Despite the assurances from officials the money was allocated appropriately, a group of residents has filed a complaint with state Attorney General William Tong asking for an investigation as to how the city has spent COVID-19 relief funds from the state and federal governments.
The group calling itself Citizens Against Reckless Expenditures listed five City Hall employees who they allege received “funds in addition to their salaries.”
The attorneys who brought the claim to Tong’s office on behalf of the CARE group said they believe the city’s slow response creates a freedom of information concern.
Rossi, who said she frequently took advantage of the state’s Freedom of Information law before becoming mayor, said requests for the information have been overly broad.
“If you ask for pages and pages of documents, they’ll get it to you, but it’s going to take a lot of time,” she said.
As of this week, Rossi said the city still was working on responses to multiple requests concerning relief fund expenditures.

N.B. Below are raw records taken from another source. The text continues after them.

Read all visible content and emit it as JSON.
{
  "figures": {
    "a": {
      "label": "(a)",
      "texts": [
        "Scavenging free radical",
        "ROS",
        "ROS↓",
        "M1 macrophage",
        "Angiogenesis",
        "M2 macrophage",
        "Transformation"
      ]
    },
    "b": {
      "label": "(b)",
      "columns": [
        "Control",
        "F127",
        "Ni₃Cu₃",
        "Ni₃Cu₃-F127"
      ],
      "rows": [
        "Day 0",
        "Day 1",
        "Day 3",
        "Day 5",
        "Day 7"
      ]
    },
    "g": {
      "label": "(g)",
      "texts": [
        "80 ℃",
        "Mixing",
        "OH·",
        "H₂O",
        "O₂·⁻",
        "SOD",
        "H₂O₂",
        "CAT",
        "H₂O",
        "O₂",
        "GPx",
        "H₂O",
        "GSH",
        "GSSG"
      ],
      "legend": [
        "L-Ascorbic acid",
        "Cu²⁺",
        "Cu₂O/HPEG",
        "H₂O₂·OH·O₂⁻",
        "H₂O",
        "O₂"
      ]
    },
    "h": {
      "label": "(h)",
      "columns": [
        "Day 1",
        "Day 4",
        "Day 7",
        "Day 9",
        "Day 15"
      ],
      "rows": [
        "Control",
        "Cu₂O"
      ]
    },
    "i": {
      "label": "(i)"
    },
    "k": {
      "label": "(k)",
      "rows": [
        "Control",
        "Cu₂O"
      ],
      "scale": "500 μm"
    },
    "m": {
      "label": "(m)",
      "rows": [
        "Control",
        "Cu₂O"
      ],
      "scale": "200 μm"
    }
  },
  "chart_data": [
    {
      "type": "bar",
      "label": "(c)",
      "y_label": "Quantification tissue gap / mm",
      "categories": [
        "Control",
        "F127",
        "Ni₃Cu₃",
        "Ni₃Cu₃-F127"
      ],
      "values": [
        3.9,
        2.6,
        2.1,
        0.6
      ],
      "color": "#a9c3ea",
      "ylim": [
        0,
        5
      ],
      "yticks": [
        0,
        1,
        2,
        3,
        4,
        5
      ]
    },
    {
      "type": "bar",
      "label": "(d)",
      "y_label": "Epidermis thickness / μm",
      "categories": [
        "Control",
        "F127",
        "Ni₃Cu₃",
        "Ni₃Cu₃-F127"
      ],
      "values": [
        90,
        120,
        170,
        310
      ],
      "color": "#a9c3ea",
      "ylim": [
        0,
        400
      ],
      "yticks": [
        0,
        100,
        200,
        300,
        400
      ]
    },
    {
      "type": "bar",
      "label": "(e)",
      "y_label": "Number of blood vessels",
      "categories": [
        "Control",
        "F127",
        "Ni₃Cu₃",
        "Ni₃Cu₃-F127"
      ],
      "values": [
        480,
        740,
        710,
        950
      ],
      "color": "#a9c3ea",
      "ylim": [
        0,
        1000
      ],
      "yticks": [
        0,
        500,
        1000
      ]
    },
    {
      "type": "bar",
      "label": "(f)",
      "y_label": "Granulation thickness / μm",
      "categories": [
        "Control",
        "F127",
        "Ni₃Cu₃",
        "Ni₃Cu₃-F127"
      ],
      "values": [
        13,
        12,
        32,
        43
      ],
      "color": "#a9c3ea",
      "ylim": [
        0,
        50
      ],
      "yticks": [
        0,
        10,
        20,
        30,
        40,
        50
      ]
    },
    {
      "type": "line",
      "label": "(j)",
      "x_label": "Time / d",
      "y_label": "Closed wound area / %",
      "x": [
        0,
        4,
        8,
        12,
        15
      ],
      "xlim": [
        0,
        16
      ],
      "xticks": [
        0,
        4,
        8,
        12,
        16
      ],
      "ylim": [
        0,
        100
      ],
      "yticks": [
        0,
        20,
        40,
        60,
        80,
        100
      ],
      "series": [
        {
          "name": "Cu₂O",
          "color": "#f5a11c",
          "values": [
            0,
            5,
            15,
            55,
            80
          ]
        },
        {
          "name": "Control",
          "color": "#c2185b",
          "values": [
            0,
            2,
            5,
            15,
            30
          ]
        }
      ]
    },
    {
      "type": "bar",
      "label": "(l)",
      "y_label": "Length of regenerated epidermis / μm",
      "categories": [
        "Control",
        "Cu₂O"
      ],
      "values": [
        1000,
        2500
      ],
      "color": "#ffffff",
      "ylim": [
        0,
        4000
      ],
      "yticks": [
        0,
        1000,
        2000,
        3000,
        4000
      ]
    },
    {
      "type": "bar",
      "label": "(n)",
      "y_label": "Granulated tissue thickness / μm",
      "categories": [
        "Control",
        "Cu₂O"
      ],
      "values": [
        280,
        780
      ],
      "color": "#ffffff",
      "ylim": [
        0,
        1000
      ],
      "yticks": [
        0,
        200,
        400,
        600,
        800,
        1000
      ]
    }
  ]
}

“We don’t have a large staff in (the office of ) corporation counsel,” she said.
Attorney Ed Marcus of The Marcus Law Firm in North Branford said he believes it should not take months for the city to provide an accounting of its relief fund spending.
“There is a clear need for transparency,” he said.

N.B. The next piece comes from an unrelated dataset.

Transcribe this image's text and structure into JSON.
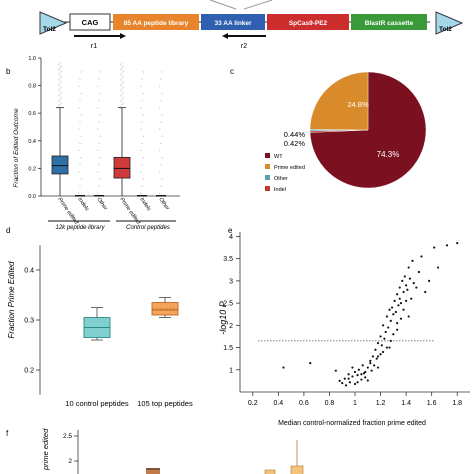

The New Haven Register also has requested that information under state freedom of information law.
Elizabeth Benton, a spokeswoman for the attorney general’s office said that, by law, whistleblower complaints are forwarded to state auditors, who then investigate complaints and report the results of their review to the Office of the Attorney General. She confirmed the West Haven complaint had been forwarded to state auditors.
DiMassa noted that, “nobody accused anybody of doing anything wrong until primary season came along.
“They submit all these FOIs. Some of the FOIs are so broad, they asked for everything that mentions COVID-19,” he said. “They write this thing to Tong and everyone else.”
City Health Director Maureen Lillis roughly doubled her salary through overtime in 2020, according to the city.
Rossi said that was essential so that the city could operate vaccination clinics.
“Do I think it was important to keep our residents safe and keep them vaccinated? I think it was well worth the COVID money, because that’s what it’s for: to fight COVID and help keep people safe,” Rossi said.
The attorneys who submitted the complaint to Tong and city officials claim political motives are a factor, with a contested Sept. 14 Democratic primary on the calendar.
“I think if there wasn’t a primary coming up, you wouldn’t hear these allegations,” Rossi said.